Peter and Mathis came over with extra sheets and stuffed animals, as instructed (although, in Peter’s case, he brought one of those squishy travel pillows affixed with paper eyes and a mouth in lieu of a real stuffed animal — because apparently real adults don’t have stuffed animals just lying around? Questionable.). Mathis brought speakers, now on loan to us indefinitely, so we could have Girl Talk blasting as inspiration. We also had an appropriate amount of alcohol for the event, to make it a legitimately “mature” activity. Not that I should have to justify the awesomeness of building a fort with one’s friends at age 25, amirite?

We started construction in the living room quickly, our main tools (as in typical fort construction) being sheets and blankets, pillows, clothespins, string, and duct tape – a surprising amount of duct tape, actually. The cornerstone (if that exists in forts made from only soft materials) was a sheet held up by a neon pink string attached to the light fixture in the middle of the room. If this sounds structurally unsound to you, you’re absolutely correct in that observation. We clothes-pinned the sheets together and duct taped them to various doors and walls on the borders the room, the living room paint job suffering horribly in the process. It’s pretty miraculous that the whole thing didn’t just collapse on us in the night.

A trick of the trade: the key to having an awesome fort is in the lighting.

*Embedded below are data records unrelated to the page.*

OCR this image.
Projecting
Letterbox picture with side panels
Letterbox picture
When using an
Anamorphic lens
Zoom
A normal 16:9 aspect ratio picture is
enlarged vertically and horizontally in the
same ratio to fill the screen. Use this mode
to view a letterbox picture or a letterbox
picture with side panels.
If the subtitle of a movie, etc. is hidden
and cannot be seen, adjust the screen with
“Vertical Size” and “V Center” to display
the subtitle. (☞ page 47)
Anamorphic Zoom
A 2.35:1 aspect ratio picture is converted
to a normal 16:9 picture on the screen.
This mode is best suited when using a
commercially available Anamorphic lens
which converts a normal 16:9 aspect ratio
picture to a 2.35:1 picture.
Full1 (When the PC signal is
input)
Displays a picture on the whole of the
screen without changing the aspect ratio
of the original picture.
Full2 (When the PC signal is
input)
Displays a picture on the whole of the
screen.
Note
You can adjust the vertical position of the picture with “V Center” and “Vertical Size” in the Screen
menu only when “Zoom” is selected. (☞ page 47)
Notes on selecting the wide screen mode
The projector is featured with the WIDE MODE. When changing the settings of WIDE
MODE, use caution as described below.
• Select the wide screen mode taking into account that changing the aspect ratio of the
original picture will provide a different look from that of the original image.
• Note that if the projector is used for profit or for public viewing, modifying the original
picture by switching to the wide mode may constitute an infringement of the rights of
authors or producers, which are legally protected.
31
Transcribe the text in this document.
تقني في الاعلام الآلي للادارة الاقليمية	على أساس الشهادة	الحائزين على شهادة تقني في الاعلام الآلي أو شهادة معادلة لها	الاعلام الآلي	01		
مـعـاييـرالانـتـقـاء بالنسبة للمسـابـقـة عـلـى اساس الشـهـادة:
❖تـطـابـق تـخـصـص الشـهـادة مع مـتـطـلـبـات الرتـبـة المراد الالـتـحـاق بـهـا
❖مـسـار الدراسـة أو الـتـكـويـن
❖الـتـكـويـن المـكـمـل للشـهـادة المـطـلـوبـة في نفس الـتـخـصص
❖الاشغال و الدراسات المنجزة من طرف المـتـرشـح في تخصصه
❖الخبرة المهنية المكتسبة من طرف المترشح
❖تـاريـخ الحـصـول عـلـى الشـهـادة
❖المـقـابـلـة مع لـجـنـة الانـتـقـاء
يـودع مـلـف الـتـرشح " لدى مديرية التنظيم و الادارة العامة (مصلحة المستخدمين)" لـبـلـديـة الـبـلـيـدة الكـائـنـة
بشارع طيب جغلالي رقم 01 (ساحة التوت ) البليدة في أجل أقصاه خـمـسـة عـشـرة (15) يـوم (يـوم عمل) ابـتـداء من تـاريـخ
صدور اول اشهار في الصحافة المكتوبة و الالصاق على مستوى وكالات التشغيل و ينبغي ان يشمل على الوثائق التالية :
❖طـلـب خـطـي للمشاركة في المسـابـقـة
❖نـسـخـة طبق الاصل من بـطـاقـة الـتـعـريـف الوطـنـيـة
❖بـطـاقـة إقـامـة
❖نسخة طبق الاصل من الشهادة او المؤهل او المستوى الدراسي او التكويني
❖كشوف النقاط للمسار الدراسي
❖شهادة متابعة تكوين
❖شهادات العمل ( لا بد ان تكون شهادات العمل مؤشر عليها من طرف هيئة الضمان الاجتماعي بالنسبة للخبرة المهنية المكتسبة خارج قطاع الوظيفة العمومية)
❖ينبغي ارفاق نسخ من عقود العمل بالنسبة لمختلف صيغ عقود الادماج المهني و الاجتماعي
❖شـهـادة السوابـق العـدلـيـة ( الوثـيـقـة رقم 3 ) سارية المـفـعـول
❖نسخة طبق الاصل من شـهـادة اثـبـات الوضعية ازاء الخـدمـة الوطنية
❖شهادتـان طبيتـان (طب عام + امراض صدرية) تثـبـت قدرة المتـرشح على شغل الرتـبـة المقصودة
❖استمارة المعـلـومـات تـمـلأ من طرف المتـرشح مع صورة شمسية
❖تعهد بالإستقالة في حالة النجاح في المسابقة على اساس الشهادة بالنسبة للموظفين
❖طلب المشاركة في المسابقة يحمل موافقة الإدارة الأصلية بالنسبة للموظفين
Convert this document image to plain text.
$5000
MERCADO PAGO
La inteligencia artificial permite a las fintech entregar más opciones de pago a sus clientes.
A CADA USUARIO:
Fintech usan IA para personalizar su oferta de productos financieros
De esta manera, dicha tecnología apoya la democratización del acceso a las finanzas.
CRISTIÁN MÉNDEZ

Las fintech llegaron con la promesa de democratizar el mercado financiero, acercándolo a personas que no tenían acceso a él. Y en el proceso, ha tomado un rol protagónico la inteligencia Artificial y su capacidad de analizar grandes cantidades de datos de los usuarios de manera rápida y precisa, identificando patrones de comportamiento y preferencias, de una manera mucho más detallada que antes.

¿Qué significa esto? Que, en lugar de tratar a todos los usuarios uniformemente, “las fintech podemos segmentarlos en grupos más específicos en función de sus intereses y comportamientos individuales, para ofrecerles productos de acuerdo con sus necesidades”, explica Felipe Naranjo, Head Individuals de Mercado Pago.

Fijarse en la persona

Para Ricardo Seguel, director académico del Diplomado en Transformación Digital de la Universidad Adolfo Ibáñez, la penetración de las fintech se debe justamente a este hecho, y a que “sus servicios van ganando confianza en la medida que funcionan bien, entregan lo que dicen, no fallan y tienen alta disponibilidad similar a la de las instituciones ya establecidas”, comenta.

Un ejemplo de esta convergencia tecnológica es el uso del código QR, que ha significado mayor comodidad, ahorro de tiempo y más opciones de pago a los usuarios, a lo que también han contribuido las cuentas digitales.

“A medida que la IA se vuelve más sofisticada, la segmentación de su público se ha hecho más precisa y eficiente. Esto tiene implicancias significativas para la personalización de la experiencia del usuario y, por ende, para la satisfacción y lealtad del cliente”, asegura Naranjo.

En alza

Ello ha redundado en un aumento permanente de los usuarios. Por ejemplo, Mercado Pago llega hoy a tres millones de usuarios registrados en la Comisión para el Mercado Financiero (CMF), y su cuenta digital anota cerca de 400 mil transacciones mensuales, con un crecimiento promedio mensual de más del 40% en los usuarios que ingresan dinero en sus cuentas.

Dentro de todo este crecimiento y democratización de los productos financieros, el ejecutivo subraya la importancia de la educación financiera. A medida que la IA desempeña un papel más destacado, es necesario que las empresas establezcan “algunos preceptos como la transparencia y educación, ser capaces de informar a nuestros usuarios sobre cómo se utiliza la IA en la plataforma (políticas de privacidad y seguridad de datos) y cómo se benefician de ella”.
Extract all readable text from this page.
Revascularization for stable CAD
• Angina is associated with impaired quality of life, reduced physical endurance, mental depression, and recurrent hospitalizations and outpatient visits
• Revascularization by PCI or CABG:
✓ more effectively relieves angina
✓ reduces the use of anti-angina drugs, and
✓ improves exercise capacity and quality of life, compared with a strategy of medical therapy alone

Overhead lights ruin the mood, so we strung up our white Christmas lights all throughout the inside of the fort. This created a pleasing starry sky effect, with our disco ball standing in as the moon (it happens to be attached to the same light fixture, and is an integral part of the occasional light switch rave).

And then we played drinking games, because we were four adults in a fort. Predictable, I suppose.

When the 1:00 a.m. hunger struck, we decided we should procure pizza. The problem with this plan was, they aren’t really into food delivery in Vienna, and apparently it only became an option about five years ago. So no one picked up the phone at our usual pizza place, which is really cheap and awesome and fast. We ventured onto the internet to find a random place that would deliver, and were successful –- but we were rewarded with the most expensive pizza of life. I suppose it was delicious, but for 41 euros I can pretty much buy enough food for the month. Swindled.

Swathed in the warm light of the fort and comfortably full of pizza, we listened to Mathis’s crazy-good, bass-pumping music and eventually drifted off to sleep.

Mink and I managed to leave the fort up for the next few days, with only minor alterations made so that we could actually get through the living room and into the kitchen. It was sad to have to dismantle it at all, but it was making me a bit claustrophobic in the end. Now our living room’s back to its usual airy, sunny self. And, that neon pink string is still hanging from the light in the centre of the room if we ever get nostalgic.